In order to get started with using the SBT plugin, you will of course need a CloudBees account and upon registering you need to grab the key and secret from grandcentral.cloudbees.com, which should look something like:

These values represent the API Key and API Secret that CloudBees will use to verify your deployment rights. Once you have these two values, you can do one of two things in order to have them recognised by the SBT:

  • Enter them when the plugin prompts you; this will be on everytime you run a deployment to the cloud so is potentially a little sub-optiomal.
  • Create the properties file $HOME/.bees/bees.config so that you only need to define them once per computer.

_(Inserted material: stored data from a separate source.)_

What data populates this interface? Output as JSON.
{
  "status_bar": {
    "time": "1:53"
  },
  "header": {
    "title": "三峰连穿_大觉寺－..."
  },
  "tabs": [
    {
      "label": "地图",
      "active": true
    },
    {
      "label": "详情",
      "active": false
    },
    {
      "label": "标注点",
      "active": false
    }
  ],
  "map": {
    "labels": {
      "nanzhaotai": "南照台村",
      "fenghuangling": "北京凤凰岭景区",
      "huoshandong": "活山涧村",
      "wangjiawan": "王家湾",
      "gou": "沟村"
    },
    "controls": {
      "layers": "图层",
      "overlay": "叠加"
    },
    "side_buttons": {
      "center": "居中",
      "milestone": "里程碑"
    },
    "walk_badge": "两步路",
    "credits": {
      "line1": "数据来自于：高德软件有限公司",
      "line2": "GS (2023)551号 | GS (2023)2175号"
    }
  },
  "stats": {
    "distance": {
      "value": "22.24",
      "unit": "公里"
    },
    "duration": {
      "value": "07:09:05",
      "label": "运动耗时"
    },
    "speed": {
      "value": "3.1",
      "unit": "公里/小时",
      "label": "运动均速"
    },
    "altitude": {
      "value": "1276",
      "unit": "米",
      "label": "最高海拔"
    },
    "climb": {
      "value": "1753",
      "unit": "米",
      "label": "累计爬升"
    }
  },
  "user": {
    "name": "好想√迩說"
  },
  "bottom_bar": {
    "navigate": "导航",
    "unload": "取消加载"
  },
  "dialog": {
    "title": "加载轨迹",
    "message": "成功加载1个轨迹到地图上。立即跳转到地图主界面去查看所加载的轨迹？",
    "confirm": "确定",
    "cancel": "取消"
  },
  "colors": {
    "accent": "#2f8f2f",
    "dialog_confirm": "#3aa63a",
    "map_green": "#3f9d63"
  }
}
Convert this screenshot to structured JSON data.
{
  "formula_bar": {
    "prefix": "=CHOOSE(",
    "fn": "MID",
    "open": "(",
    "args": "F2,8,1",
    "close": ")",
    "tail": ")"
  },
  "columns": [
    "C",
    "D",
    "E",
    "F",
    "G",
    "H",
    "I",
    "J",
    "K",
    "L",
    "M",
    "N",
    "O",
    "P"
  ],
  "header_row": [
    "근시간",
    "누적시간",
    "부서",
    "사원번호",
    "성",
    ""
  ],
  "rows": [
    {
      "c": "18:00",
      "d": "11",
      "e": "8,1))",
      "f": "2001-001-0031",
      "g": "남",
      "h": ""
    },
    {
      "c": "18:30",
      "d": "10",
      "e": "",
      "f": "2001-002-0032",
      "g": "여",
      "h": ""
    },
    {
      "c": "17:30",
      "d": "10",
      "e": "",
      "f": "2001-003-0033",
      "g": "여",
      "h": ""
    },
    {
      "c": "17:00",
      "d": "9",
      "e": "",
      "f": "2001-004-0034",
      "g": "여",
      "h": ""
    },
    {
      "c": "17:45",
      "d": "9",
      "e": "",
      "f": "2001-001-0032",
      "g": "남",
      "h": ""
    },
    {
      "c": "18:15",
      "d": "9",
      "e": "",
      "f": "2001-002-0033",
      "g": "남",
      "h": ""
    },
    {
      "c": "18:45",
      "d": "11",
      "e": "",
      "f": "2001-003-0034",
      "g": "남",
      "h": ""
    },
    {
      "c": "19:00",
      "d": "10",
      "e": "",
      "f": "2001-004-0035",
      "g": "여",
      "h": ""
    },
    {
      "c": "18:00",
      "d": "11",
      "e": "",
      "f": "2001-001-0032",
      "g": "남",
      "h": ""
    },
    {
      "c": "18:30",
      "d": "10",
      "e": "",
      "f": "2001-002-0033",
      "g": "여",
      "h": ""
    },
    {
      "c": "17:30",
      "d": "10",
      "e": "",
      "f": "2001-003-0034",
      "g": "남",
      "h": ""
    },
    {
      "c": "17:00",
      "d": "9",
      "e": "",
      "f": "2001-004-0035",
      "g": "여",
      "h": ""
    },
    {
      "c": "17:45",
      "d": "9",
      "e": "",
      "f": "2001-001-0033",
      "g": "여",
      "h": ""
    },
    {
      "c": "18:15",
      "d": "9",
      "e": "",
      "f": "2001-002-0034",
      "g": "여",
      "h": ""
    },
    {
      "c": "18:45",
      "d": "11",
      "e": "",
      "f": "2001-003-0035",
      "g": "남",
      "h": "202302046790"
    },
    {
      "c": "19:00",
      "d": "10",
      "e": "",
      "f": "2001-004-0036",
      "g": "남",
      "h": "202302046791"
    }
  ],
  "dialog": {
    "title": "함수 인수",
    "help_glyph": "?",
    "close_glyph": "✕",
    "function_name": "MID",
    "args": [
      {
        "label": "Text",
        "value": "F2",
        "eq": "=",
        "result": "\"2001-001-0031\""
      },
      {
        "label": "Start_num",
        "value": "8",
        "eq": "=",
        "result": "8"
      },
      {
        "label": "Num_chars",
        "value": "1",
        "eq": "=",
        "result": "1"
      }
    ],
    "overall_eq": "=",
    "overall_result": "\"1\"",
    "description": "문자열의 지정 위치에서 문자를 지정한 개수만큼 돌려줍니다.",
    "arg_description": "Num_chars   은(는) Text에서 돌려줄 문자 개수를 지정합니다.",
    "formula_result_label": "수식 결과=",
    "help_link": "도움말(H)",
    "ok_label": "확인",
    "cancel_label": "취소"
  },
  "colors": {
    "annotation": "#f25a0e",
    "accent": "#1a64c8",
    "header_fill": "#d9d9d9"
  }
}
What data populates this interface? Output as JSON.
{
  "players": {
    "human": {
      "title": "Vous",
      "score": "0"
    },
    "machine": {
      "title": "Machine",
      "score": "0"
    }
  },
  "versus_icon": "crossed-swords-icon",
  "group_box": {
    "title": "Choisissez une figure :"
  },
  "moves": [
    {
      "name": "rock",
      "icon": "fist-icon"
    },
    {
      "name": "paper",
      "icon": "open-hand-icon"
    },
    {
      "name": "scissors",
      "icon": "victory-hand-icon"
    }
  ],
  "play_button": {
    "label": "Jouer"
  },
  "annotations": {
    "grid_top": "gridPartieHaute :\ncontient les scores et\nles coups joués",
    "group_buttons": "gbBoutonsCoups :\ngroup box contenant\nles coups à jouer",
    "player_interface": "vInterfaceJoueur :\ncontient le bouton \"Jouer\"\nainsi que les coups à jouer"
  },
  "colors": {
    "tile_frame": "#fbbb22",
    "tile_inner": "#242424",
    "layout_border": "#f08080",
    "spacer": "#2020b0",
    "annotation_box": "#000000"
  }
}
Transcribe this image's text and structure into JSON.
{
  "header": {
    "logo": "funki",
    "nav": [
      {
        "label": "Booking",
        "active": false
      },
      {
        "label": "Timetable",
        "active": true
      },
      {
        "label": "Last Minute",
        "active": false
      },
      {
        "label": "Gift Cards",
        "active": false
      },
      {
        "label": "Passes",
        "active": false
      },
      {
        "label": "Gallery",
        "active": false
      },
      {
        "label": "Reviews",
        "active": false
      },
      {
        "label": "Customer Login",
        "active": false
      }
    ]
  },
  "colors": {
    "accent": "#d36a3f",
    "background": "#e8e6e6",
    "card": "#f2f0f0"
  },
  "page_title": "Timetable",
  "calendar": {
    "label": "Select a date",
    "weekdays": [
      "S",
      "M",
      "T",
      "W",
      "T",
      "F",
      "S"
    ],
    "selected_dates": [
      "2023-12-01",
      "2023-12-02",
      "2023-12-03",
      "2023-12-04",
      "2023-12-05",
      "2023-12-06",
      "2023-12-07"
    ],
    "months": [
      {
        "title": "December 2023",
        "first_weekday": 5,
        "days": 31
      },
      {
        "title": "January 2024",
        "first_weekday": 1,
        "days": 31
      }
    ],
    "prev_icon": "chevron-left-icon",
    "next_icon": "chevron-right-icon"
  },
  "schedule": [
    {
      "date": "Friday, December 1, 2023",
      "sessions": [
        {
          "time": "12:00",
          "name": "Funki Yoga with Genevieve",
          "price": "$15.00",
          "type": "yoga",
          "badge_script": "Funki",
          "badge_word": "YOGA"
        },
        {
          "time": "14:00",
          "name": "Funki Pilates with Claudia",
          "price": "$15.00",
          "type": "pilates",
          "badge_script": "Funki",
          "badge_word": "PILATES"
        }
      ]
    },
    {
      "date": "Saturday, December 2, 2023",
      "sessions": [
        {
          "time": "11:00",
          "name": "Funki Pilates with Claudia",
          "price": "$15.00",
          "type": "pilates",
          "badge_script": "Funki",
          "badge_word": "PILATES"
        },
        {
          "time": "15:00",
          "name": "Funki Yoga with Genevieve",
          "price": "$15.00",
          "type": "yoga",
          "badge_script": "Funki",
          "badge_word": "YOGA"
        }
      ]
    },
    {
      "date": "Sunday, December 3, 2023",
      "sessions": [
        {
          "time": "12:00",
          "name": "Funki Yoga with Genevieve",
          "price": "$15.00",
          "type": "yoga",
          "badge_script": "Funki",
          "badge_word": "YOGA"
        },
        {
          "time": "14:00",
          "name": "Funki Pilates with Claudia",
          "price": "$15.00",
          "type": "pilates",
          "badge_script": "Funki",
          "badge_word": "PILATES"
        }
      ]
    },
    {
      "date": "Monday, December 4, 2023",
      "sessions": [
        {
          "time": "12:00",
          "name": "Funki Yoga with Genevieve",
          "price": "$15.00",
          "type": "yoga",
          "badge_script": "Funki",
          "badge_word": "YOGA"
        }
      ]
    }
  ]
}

This properties file needs to be a key-value pair which should look something like this:

    bees.api.key=XXXXXXXXXX bees.api.secret=XXXXXXXXXXXXXXXXXXXXXXXXXXXXX=

Whichever route you choose to specify that information, you then only need to define the plugin information in any given project. Specifically, in the Plugins.scala file define the following:

import sbt._
  class Plugins(info: ProjectInfo) extends PluginDefinition(info) {
    lazy val cloudbees = "eu.getintheloop" % "sbt-cloudbees-plugin" % "0.2.7"
    lazy val sonatypeRepo = "sonatype.repo" 
      at "https://oss.sonatype.org/content/groups/public"
  }

Add the plugin to your SBT project like so:

  import sbt._
  class YourProject(info: ProjectInfo) extends DefaultWebProject(info) 
    with bees.RunCloudPlugin {
    ....
    override def beesUsername = Some("youruser")
    override def beesApplicationId = Some("whatever")
  }

Again, if you would prefer to enter these values when you deploy your application then you can of course just enter the appropriate values when prompted. Now your all configured and good to go, there are two commands you can run with this plugin:

  • Get a list of your configured applications: bees-applist
  • Deploy your application bees-deploy

Upon running bees-deploy for the first time there will of course be a wait whilst the first version is deployed, but all your subsequent deployments should be much, much quicker. CloudBees is a rather awesome service and i'd highly recommend checking it out for fast, easy deployment of your JVM web applications.